Another much-discussed topic pertains to viewpoint diversity on college campuses. I have accordingly included slides that disaggregate student responses on the basis of political self-identification. Once again, the data describe a complex landscape. For example, students who identify as “conservative” report rates of belonging comparable to those of more liberal students, but those who identify as “extremely conservative” report lower rates of belonging and higher rates of concern about whether they will be treated respectfully. 

These data matter because we want all students to thrive at Princeton and feel that they belong here. We also believe that ours must be a community where all members can speak their mind and where they engage in civil and respectful dialogue, even on — indeed, especially on — difficult topics.

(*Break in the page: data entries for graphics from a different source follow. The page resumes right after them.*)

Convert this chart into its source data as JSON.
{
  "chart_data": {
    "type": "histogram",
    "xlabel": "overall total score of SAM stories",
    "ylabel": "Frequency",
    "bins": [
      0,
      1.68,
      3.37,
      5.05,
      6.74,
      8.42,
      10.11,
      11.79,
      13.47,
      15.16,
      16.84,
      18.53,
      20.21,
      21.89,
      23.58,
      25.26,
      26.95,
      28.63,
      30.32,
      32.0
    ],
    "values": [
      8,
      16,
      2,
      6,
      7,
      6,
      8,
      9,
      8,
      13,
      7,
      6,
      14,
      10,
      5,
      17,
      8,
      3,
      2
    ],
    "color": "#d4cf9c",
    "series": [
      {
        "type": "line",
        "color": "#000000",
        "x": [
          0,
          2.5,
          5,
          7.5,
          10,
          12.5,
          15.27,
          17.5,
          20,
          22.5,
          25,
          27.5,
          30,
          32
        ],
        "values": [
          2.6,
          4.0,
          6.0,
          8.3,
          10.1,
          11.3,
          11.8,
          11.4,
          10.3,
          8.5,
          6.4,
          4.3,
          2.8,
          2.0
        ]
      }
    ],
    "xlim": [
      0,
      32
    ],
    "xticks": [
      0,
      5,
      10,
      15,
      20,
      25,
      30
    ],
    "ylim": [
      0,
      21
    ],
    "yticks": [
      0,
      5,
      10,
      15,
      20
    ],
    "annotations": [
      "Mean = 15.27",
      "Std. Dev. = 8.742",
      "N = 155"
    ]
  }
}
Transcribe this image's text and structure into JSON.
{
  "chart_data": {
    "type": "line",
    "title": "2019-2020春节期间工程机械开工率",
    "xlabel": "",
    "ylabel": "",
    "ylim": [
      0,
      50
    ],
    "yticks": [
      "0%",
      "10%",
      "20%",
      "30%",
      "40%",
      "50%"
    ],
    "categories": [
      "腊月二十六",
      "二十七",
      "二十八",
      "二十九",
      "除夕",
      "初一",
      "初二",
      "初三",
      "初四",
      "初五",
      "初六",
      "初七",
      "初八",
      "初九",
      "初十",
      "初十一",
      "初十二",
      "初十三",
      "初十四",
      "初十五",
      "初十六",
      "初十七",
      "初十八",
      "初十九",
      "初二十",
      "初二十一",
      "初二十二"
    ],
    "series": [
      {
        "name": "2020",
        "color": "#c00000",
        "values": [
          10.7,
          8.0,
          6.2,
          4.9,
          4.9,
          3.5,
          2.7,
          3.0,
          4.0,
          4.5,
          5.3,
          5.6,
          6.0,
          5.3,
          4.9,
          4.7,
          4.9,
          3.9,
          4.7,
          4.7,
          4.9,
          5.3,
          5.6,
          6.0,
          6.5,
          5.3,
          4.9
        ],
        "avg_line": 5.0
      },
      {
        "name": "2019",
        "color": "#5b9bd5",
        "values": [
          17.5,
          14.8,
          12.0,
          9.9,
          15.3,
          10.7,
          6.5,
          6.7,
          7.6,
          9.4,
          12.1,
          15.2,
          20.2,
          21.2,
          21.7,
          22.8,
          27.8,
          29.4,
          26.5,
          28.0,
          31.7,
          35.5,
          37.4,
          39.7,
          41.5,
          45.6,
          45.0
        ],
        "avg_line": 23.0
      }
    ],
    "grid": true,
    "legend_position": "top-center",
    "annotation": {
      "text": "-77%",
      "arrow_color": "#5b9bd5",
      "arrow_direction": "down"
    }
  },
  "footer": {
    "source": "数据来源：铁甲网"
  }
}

We pay attention to survey results because they inform our ongoing commitment to support our students and improve their experience. 

Nevertheless, as I noted earlier, the risks of disclosing these data are real. Some people may misinterpret the results or try to use them against us. Sometimes, moreover, the data will reveal genuine problems that we need to acknowledge and confront. 

All of this will require hard conversations — but difficult discussions are essential to the defense of our mission and policies. They are also the core of what universities do: we insist that even the most sensitive topics be examined on the basis of facts and careful analysis. 

This process of criticism and response, like the construction projects that I described earlier, is part of Princeton’s commitment to improve itself. President Bowen liked to say that Princeton is “always under construction.” His comment referred most literally to the bricks-and-mortar projects that were always underway somewhere on campus, but I have no doubt that his meaning was more general: it encompassed efforts to pursue new fields of research, forge connections to new partners, attract talent from all groups, and ensure that all faculty, staff, and students have the opportunity to thrive at Princeton. 

Princeton is always under construction because, however good we are, we must aim to be better. 

I am grateful for your many contributions to that effort. I look forward to continuing our work together as we celebrate fresh beginnings and remarkable achievements, rise to meet difficult challenges, and energetically pursue this University’s mission of teaching, research, and service in the year ahead.